Read the rest of the post here, which includes a link to a BBC complaint form and a 5-step set of instructions to to ease the process.
And if you think it’s unfair or paranoid to link the economic crisis to the rise in pro-euthanasia propaganda, I’d advise people to go back and read this post, which highlighted the following quote from Hemlock Society Founder and Final Exit Network advisor Derek Humphry, writing with author Mary Clement in 2000:
“Similar to other social issues, the right-to-die movement has not arisen separate and distinct from other concurrent developments of our time. In attempting to answer the question Why Now?, one must look at the realities of the increasing cost of health care in an aging society, because in the final analysis, economics, not the quest for broadened individual liberties or increased autonomy, will drive assisted suicide to the plateau of acceptable practice. As technology advances, as medical costs skyrocket out of control, as chronic diseases predominate, as the projected rate of the eighty-five-and-older population accelerates, as managed care seeks to cut costs and as Medicare is predicted to go bankrupt by 2007, the impetus of cost containment provide impetus, whether openly acknowledged or not, for the practicalities of an assisted death.” (Emphasis added.)
–Stephen Drake
Cutbacks to the disabled as well as the elderly have already begun. My food stamps were cut several dollars this year while food costs continue to escalate and I just found out that even the empowerment center is changing back from taxi fare provided to help the disabled to bus tokens…even for those who have trouble making it to the bus stop to begin with. We would be better off giving less to other countries and taking care of our own people first – that’s CARE, not pushing passive euthanasia!
Victoria,
Of course they’ve begun – but that’s nothing compared to some of what could be headed our way. Foreign aid all by itself wouldn’t make up much more than a tiny fraction of the deficit and wouldn’t impact cuts in the social safety net.

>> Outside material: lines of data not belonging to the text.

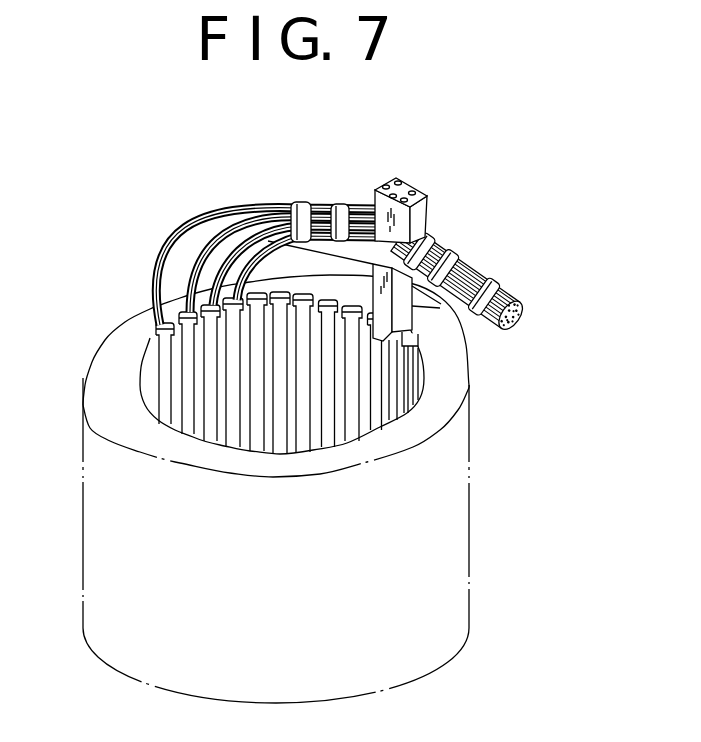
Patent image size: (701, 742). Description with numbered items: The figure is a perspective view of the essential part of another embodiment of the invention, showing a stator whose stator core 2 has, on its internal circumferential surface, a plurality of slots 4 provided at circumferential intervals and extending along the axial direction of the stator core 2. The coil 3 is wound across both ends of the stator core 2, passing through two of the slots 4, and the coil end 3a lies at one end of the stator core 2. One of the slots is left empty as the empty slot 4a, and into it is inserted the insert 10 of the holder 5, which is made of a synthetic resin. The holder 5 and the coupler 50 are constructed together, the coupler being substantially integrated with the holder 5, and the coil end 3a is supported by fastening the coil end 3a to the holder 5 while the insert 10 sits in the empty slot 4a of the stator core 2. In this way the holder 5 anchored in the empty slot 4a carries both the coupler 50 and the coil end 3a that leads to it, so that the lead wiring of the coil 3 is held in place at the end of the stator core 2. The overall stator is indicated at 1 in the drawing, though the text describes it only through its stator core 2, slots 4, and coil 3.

The stator core 1 is at (107, 303).
The stator core 2 is at (113, 360).
The coil 3 is at (165, 261).
The coil end 3a is at (480, 270).
The slots 4 is at (220, 393).
The empty slot 4a is at (397, 409).
The holder 5 is at (430, 306).
The insert 10 is at (363, 275).
The coupler 50 is at (428, 211).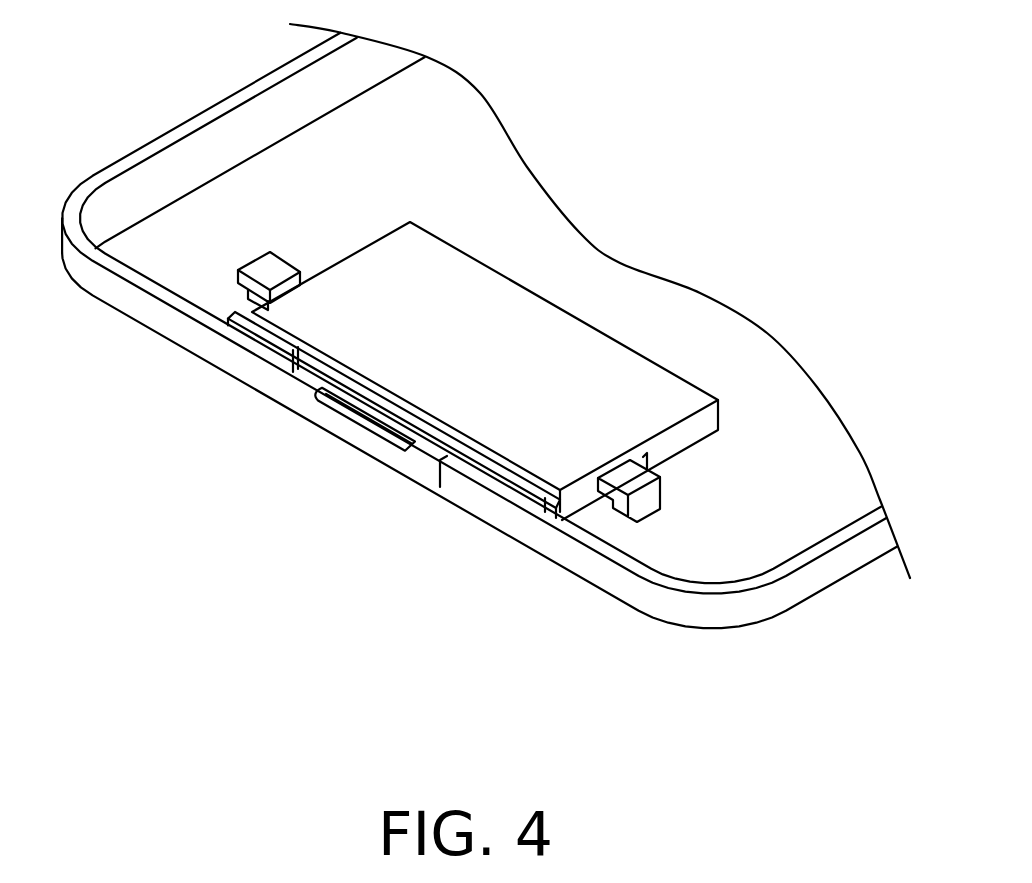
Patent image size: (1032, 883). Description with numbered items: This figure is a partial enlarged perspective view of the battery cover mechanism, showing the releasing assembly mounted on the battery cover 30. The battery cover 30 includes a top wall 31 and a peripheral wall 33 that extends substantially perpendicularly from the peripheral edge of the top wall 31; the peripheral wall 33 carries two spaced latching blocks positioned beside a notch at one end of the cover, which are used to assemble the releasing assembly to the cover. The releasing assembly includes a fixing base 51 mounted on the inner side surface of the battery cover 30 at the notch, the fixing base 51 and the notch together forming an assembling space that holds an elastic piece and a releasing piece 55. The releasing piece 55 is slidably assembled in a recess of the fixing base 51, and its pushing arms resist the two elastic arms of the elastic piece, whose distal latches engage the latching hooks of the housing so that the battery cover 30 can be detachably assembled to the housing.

The battery cover 30 is at (465, 314).
The top wall 31 is at (293, 157).
The peripheral wall 33 is at (137, 155).
The fixing base 51 is at (490, 375).
The releasing piece 55 is at (343, 428).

What is needed is to take many steps. But that won’t happen. The oil companies will keep their billions in tax subsidies. The tax rates on the rich won’t rise. OTOH, poor and middle class people will see increased sales taxes, cut services, increased fees for licenses, admission to public facilities, etc.
Two Presidents and the Congress have engaged in two wars without paying for them. I don’t see the shared sacrifice – it seems that it’s all going to be borne by the poor and middle class.